Question

The following reaction, $BB{r}_3\left(g\right)+BC{l}_3\left(g\right)\to BB{r}_{2}Cl\left(g\right)+BC{l}_{2}Br\left(g\right)$ has a $\Delta H$close to zero. Sketch the lewis structures of the four compounds, and explain why$\Delta H$ is so small.

Short answer

The reaction only trades one atom while the rest of the molecule remains unchanged.

This is also the reason why the enthalpy change is practically 0.

The bonds stay the same, which means that the bond enthalpies stay the same.

The enthalpies for bond breaking and bond forming will cancel each other out since they are the same in value but different in sign.

Step-by-step solution

Given data

The reaction is $BB{r}_3\left(g\right)+BC{l}_3\left(g\right)\to BB{r}_{2}Cl\left(g\right)+BC{l}_{2}Br\left(g\right).$

Concept of Lewis structure

A Lewis structure is a graphic representation of the electron distribution around atoms. We use them to see the type of bond that will form in molecules. It is based on the octet rule meaning that each atom acts towards filling up it's valence shell, or in other words to reach the octet.

Some basic rules for drawing Lewis structures:

Count the number of valence e-each atom brings into the molecule.

Put electron pairs about each atom such that there are 8 electrons around each atom (octet rule), with the exception of H, which is only surrounded by 2 electrons (there are a few other exceptions but this is the most common one)
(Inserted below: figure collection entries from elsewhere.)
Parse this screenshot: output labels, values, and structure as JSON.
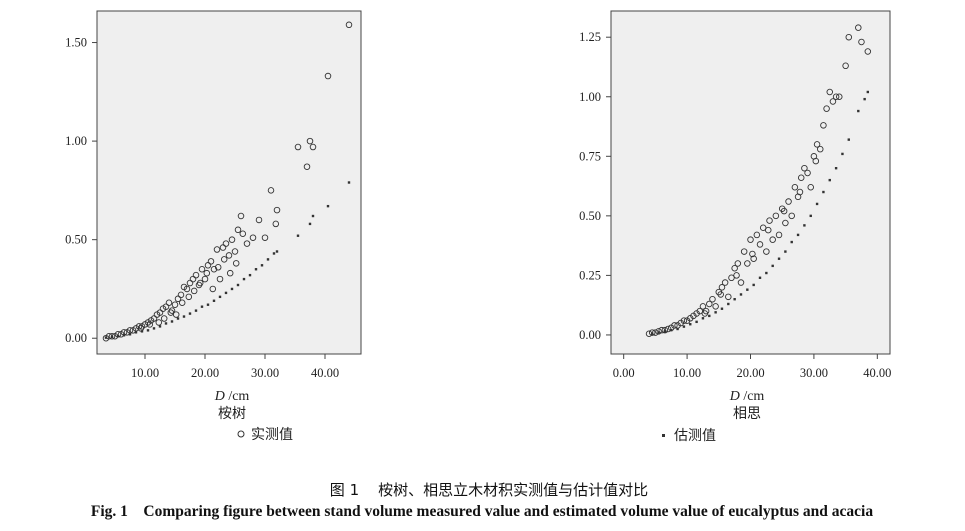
{
  "chart_data": [
    {
      "type": "scatter",
      "panel_label": "桉树",
      "xlabel": "D /cm",
      "ylabel": "",
      "xlim": [
        2,
        46
      ],
      "ylim": [
        -0.08,
        1.66
      ],
      "x_ticks": [
        "10.00",
        "20.00",
        "30.00",
        "40.00"
      ],
      "y_ticks": [
        "0.00",
        "0.50",
        "1.00",
        "1.50"
      ],
      "x_tick_values": [
        10,
        20,
        30,
        40
      ],
      "y_tick_values": [
        0,
        0.5,
        1.0,
        1.5
      ],
      "series": [
        {
          "name": "实测值",
          "marker": "open-circle",
          "x": [
            3.5,
            4.0,
            4.5,
            5.0,
            5.5,
            6.0,
            6.5,
            7.0,
            7.5,
            8.0,
            8.5,
            9.0,
            9.5,
            10.0,
            10.5,
            11.0,
            11.5,
            12.0,
            12.5,
            13.0,
            13.5,
            14.0,
            14.5,
            15.0,
            15.5,
            16.0,
            16.5,
            17.0,
            17.5,
            18.0,
            18.5,
            19.0,
            19.5,
            20.0,
            20.5,
            21.0,
            21.5,
            22.0,
            22.5,
            23.0,
            23.5,
            24.0,
            24.5,
            25.0,
            25.5,
            26.0,
            27.0,
            28.0,
            29.0,
            30.0,
            31.0,
            32.0,
            35.5,
            37.0,
            37.5,
            38.0,
            40.5,
            44.0,
            13.2,
            14.3,
            15.2,
            16.2,
            17.3,
            18.2,
            19.2,
            20.3,
            21.3,
            22.2,
            23.2,
            24.2,
            25.2,
            26.3,
            9.3,
            10.8,
            12.3,
            31.8
          ],
          "y": [
            0.0,
            0.01,
            0.01,
            0.01,
            0.02,
            0.02,
            0.03,
            0.03,
            0.04,
            0.04,
            0.05,
            0.06,
            0.06,
            0.07,
            0.08,
            0.09,
            0.1,
            0.12,
            0.13,
            0.15,
            0.16,
            0.18,
            0.14,
            0.17,
            0.2,
            0.22,
            0.26,
            0.25,
            0.28,
            0.3,
            0.32,
            0.27,
            0.35,
            0.3,
            0.37,
            0.39,
            0.35,
            0.45,
            0.3,
            0.46,
            0.48,
            0.42,
            0.5,
            0.44,
            0.55,
            0.62,
            0.48,
            0.51,
            0.6,
            0.51,
            0.75,
            0.65,
            0.97,
            0.87,
            1.0,
            0.97,
            1.33,
            1.59,
            0.1,
            0.13,
            0.12,
            0.18,
            0.21,
            0.24,
            0.28,
            0.33,
            0.25,
            0.36,
            0.4,
            0.33,
            0.38,
            0.53,
            0.05,
            0.07,
            0.08,
            0.58
          ]
        },
        {
          "name": "估测值",
          "marker": "small-square",
          "x": [
            3.5,
            4.5,
            5.5,
            6.5,
            7.5,
            8.5,
            9.5,
            10.5,
            11.5,
            12.5,
            13.5,
            14.5,
            15.5,
            16.5,
            17.5,
            18.5,
            19.5,
            20.5,
            21.5,
            22.5,
            23.5,
            24.5,
            25.5,
            26.5,
            27.5,
            28.5,
            29.5,
            30.5,
            31.5,
            32.0,
            35.5,
            37.5,
            38.0,
            40.5,
            44.0
          ],
          "y": [
            0.003,
            0.007,
            0.01,
            0.015,
            0.02,
            0.03,
            0.035,
            0.04,
            0.05,
            0.06,
            0.075,
            0.085,
            0.1,
            0.11,
            0.125,
            0.14,
            0.16,
            0.17,
            0.19,
            0.21,
            0.23,
            0.25,
            0.27,
            0.3,
            0.32,
            0.35,
            0.37,
            0.4,
            0.43,
            0.44,
            0.52,
            0.58,
            0.62,
            0.67,
            0.79
          ]
        }
      ]
    },
    {
      "type": "scatter",
      "panel_label": "相思",
      "xlabel": "D /cm",
      "ylabel": "",
      "xlim": [
        -2,
        42
      ],
      "ylim": [
        -0.08,
        1.36
      ],
      "x_ticks": [
        "0.00",
        "10.00",
        "20.00",
        "30.00",
        "40.00"
      ],
      "y_ticks": [
        "0.00",
        "0.25",
        "0.50",
        "0.75",
        "1.00",
        "1.25"
      ],
      "x_tick_values": [
        0,
        10,
        20,
        30,
        40
      ],
      "y_tick_values": [
        0,
        0.25,
        0.5,
        0.75,
        1.0,
        1.25
      ],
      "series": [
        {
          "name": "实测值",
          "marker": "open-circle",
          "x": [
            4.0,
            4.5,
            5.0,
            5.5,
            6.0,
            6.5,
            7.0,
            7.5,
            8.0,
            8.5,
            9.0,
            9.5,
            10.0,
            10.5,
            11.0,
            11.5,
            12.0,
            12.5,
            13.0,
            13.5,
            14.0,
            14.5,
            15.0,
            15.5,
            16.0,
            16.5,
            17.0,
            17.5,
            18.0,
            18.5,
            19.0,
            19.5,
            20.0,
            20.5,
            21.0,
            21.5,
            22.0,
            22.5,
            23.0,
            23.5,
            24.0,
            24.5,
            25.0,
            25.5,
            26.0,
            26.5,
            27.0,
            27.5,
            28.0,
            28.5,
            29.0,
            29.5,
            30.0,
            30.5,
            31.0,
            31.5,
            32.0,
            32.5,
            33.0,
            33.5,
            34.0,
            35.0,
            35.5,
            37.0,
            37.5,
            38.5,
            12.8,
            15.3,
            17.8,
            20.3,
            22.8,
            25.3,
            27.8,
            30.3
          ],
          "y": [
            0.005,
            0.01,
            0.01,
            0.015,
            0.02,
            0.02,
            0.025,
            0.03,
            0.04,
            0.04,
            0.05,
            0.06,
            0.06,
            0.07,
            0.08,
            0.09,
            0.1,
            0.12,
            0.1,
            0.13,
            0.15,
            0.12,
            0.18,
            0.2,
            0.22,
            0.16,
            0.24,
            0.28,
            0.3,
            0.22,
            0.35,
            0.3,
            0.4,
            0.32,
            0.42,
            0.38,
            0.45,
            0.35,
            0.48,
            0.4,
            0.5,
            0.42,
            0.53,
            0.47,
            0.56,
            0.5,
            0.62,
            0.58,
            0.66,
            0.7,
            0.68,
            0.62,
            0.75,
            0.8,
            0.78,
            0.88,
            0.95,
            1.02,
            0.98,
            1.0,
            1.0,
            1.13,
            1.25,
            1.29,
            1.23,
            1.19,
            0.09,
            0.17,
            0.25,
            0.34,
            0.44,
            0.52,
            0.6,
            0.73
          ]
        },
        {
          "name": "估测值",
          "marker": "small-square",
          "x": [
            4.5,
            5.5,
            6.5,
            7.5,
            8.5,
            9.5,
            10.5,
            11.5,
            12.5,
            13.5,
            14.5,
            15.5,
            16.5,
            17.5,
            18.5,
            19.5,
            20.5,
            21.5,
            22.5,
            23.5,
            24.5,
            25.5,
            26.5,
            27.5,
            28.5,
            29.5,
            30.5,
            31.5,
            32.5,
            33.5,
            34.5,
            35.5,
            37.0,
            38.0,
            38.5
          ],
          "y": [
            0.005,
            0.01,
            0.015,
            0.02,
            0.025,
            0.035,
            0.045,
            0.055,
            0.07,
            0.08,
            0.095,
            0.11,
            0.13,
            0.15,
            0.17,
            0.19,
            0.21,
            0.24,
            0.26,
            0.29,
            0.32,
            0.35,
            0.39,
            0.42,
            0.46,
            0.5,
            0.55,
            0.6,
            0.65,
            0.7,
            0.76,
            0.82,
            0.94,
            0.99,
            1.02
          ]
        }
      ]
    }
  ],
  "legend": {
    "measured_label": "实测值",
    "estimated_label": "估测值"
  },
  "caption": {
    "cn": "图 1    桉树、相思立木材积实测值与估计值对比",
    "en": "Fig. 1    Comparing figure between stand volume measured value and estimated volume value of eucalyptus and acacia"
  }
}
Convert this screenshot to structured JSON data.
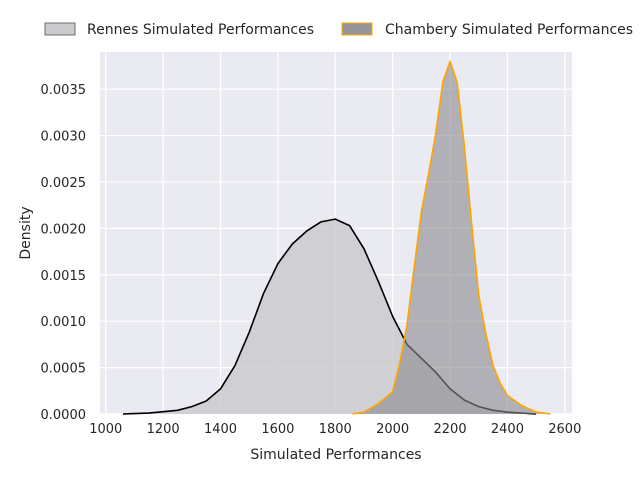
{
  "chart_data": {
    "type": "area",
    "xlabel": "Simulated Performances",
    "ylabel": "Density",
    "xlim": [
      980,
      2625
    ],
    "ylim": [
      0,
      0.0039
    ],
    "x_ticks": [
      1000,
      1200,
      1400,
      1600,
      1800,
      2000,
      2200,
      2400,
      2600
    ],
    "x_tick_labels": [
      "1000",
      "1200",
      "1400",
      "1600",
      "1800",
      "2000",
      "2200",
      "2400",
      "2600"
    ],
    "y_ticks": [
      0,
      0.0005,
      0.001,
      0.0015,
      0.002,
      0.0025,
      0.003,
      0.0035
    ],
    "y_tick_labels": [
      "0.0000",
      "0.0005",
      "0.0010",
      "0.0015",
      "0.0020",
      "0.0025",
      "0.0030",
      "0.0035"
    ],
    "grid": true,
    "legend_position": "top",
    "series": [
      {
        "name": "Rennes Simulated Performances",
        "fill": "#c5c5c9",
        "line": "#000000",
        "points": [
          [
            1060,
            0
          ],
          [
            1150,
            1e-05
          ],
          [
            1250,
            4e-05
          ],
          [
            1300,
            8e-05
          ],
          [
            1350,
            0.00014
          ],
          [
            1400,
            0.00027
          ],
          [
            1450,
            0.00052
          ],
          [
            1500,
            0.00088
          ],
          [
            1550,
            0.0013
          ],
          [
            1600,
            0.00162
          ],
          [
            1650,
            0.00183
          ],
          [
            1700,
            0.00197
          ],
          [
            1750,
            0.00207
          ],
          [
            1800,
            0.0021
          ],
          [
            1850,
            0.00203
          ],
          [
            1900,
            0.00178
          ],
          [
            1950,
            0.00143
          ],
          [
            2000,
            0.00105
          ],
          [
            2050,
            0.00075
          ],
          [
            2100,
            0.0006
          ],
          [
            2150,
            0.00045
          ],
          [
            2200,
            0.00027
          ],
          [
            2250,
            0.00015
          ],
          [
            2300,
            8e-05
          ],
          [
            2350,
            4e-05
          ],
          [
            2400,
            2e-05
          ],
          [
            2450,
            1e-05
          ],
          [
            2500,
            0
          ]
        ]
      },
      {
        "name": "Chambery Simulated Performances",
        "fill": "#8a888e",
        "line": "#ffa500",
        "points": [
          [
            1860,
            0
          ],
          [
            1900,
            2e-05
          ],
          [
            1950,
            0.00011
          ],
          [
            2000,
            0.00024
          ],
          [
            2025,
            0.00055
          ],
          [
            2050,
            0.00096
          ],
          [
            2075,
            0.00158
          ],
          [
            2100,
            0.00218
          ],
          [
            2125,
            0.00258
          ],
          [
            2150,
            0.00302
          ],
          [
            2175,
            0.00358
          ],
          [
            2200,
            0.0038
          ],
          [
            2225,
            0.00357
          ],
          [
            2250,
            0.00288
          ],
          [
            2275,
            0.00205
          ],
          [
            2300,
            0.00128
          ],
          [
            2325,
            0.00086
          ],
          [
            2350,
            0.00052
          ],
          [
            2375,
            0.00033
          ],
          [
            2400,
            0.0002
          ],
          [
            2450,
            9e-05
          ],
          [
            2500,
            2e-05
          ],
          [
            2550,
            0
          ]
        ]
      }
    ]
  }
}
If there is not enough electrons to follow the octet rule, then the least electronegative atom is left short of electrons.

If there are too many electrons to follow the octet rule, then the extra electrons are placed on the central atom.

The reaction in Lewis structure

The reaction is shown below.

The reason for ΔH being small

The reaction only trades one atom while the rest of the molecule remains unchanged.

This is also the reason why the enthalpy change is practically 0.

The bonds stay the same, which means that the bond enthalpies stay the same.

The enthalpies for bond breaking and bond forming will cancel each other out since they are the same in value but different in sign.